最近、自分の資料作成や他人の文書レビューに参加して、ちょっとイライラ。自分や相手そのものへのイライラではなくて、文書がうまくまとまっていないとか、ロジックがおかしいと感じてのもの。「そういえば」と、とあるプロジェクトでの様子を思い出した。他のプロジェクトでも大なり小なり発生。むしろ、設計書作成や設計ドキュメントではイライラするくらいが正常と思うようになった。
どういう事かというと、ドキュメント作成時には、そもそもどうまとめるかで議論沸騰。章立てを決める前後は、どこに何を書いた方が良いか悩みが発生する。章立て(見出し)の階層レベルをどうするかも、キーポイントになる。しかも章立てしながら、新しい要望や実装に関する制限が頭に浮かんだりする。
実は、要求工学とか要求開発で、その辺りが知識体系(BOK)として明快な答えが得られるかと思ったけど、無理そうだ。要求開発とかでの妥当性確認(validation)とは、整理された要求項目がユーザ要求と合致しているかとか、ソリューションがユーザ要求と合致しているかの確認である。後者では、元々のユーザ要求というよりも、合意されたなり設計上のユーザ要求と考えて良いだろう。
ちなみに、一般的に「実現性確認」という言葉もあり、ユーザ要求に対するシステム設計が実現できるかの確認を行う。通常は、実現するためのコストなども加味した確認を行う。
当初書いたイライラや悩みは、製品開発の初期にどうのような製品にするかも漠然としている状況で、言わば実現性も検討しながら製品仕様をまとめ上げる過程での悩みである。(ITシステムだと、むしろRFP(提案依頼書)をうまくまとめ上げる作業での悩みに近い。)
小説や映画(文書としては台本というべきか)での生原稿で、いくつも朱書きがある状況がイメージしやすいかも知れない。その後、いく度も推敲を重ね、編集や校正の人の手を経る事になる。
上記で章立てと書いたが、設計とか提案依頼書の作成は複数人で行う事も少なくないので、その作業分担も関することも悩むところである。複数人での作業では、記述の詳細化レベルや表現もばらばらなこともあり、読む側にとってはそれらも気になる。(かと言って、それらの整合性のために余り多くの時間を割くわけにも行かないというのが実情だ。
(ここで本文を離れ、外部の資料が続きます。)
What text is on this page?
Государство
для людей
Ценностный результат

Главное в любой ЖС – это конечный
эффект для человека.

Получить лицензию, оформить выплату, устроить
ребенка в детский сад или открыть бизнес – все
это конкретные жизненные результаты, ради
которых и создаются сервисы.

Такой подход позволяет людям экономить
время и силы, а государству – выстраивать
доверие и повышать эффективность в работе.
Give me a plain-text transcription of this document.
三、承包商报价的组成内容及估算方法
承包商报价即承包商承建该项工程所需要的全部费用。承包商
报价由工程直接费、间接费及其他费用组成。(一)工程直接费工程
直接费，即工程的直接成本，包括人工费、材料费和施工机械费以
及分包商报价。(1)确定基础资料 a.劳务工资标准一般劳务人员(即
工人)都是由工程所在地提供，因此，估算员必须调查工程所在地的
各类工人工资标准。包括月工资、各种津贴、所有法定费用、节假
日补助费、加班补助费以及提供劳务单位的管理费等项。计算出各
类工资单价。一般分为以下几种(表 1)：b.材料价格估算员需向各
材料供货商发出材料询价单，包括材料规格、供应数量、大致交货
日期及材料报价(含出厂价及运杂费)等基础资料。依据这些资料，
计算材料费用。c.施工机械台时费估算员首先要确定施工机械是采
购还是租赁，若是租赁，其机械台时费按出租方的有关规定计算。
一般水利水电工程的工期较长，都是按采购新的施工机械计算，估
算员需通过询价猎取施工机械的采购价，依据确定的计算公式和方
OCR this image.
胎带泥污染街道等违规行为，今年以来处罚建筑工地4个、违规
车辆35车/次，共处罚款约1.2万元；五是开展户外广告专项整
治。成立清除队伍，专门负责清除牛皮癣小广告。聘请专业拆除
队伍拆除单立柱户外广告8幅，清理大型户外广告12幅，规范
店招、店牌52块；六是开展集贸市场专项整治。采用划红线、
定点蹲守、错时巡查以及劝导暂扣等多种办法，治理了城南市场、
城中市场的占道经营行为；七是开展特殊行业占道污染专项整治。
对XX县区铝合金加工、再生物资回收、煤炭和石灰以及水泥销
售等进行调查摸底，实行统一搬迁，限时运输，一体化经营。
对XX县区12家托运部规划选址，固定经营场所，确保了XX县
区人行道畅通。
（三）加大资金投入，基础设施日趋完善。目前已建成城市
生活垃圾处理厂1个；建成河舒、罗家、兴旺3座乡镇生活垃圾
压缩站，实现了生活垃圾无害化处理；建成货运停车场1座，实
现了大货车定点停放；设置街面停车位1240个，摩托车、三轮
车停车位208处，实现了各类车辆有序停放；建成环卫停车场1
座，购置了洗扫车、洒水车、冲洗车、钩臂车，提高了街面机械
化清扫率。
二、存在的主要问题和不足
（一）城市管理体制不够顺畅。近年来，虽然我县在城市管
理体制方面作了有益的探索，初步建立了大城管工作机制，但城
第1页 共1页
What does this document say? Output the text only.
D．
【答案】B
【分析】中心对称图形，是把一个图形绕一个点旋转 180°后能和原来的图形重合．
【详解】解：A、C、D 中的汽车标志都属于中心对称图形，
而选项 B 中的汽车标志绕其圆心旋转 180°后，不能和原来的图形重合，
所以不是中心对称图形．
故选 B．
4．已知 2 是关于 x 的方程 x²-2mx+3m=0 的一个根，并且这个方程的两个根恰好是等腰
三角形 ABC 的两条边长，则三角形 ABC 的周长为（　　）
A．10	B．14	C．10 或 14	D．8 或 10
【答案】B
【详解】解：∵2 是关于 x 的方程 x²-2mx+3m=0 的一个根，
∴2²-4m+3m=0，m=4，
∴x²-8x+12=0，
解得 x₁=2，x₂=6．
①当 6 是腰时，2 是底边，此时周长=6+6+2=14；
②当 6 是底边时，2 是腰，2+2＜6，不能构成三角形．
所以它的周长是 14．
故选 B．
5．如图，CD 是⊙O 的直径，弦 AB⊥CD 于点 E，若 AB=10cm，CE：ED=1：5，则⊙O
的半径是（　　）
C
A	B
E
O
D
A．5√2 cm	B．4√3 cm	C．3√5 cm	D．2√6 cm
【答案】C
)
逆に、ドキュメントを小さなボリュームの文書に分割して、各々を一人程度で作成することが行われる。それぞれの文書を、それぞれレビューする事が多い。個人的な見聞きでは、大枠が決まってない状態でこれをやると、作業は進んでいるように見えても、ほとんど後々うまく行かなくなる。
設計書や提案依頼書のまとめ上げ方は、案外その組織体での大きなプロセス資産だと思うのだが、どうだろう。
蛇足1:後付でドキュメントを書くことがある。特に多いと感じるのは、システムのちょっとした変更だが実装による制限発生とか使い方での注意点の追記記述。良い例か分からないけどタイムリーなのは、2013年3月のIC乗車券の全国相互利用だろう。システム的には微細な変更だろうが、利用者に分かりやすく説明したり制限を正確に記述するには大変な作業と思われる。設計サイドで書くよりも、ライターとか品質部署の目線での記述が良いかもしれない。あるいは、設計含めたそれら複数グループの協業。
蛇足2:仕様の抜けや漏れが無いようにと言うけど、新製品の適用市場や対象ユーザの想定における抜けや漏れへの意識/(ちょっとした)対策も、結構役立つことがある。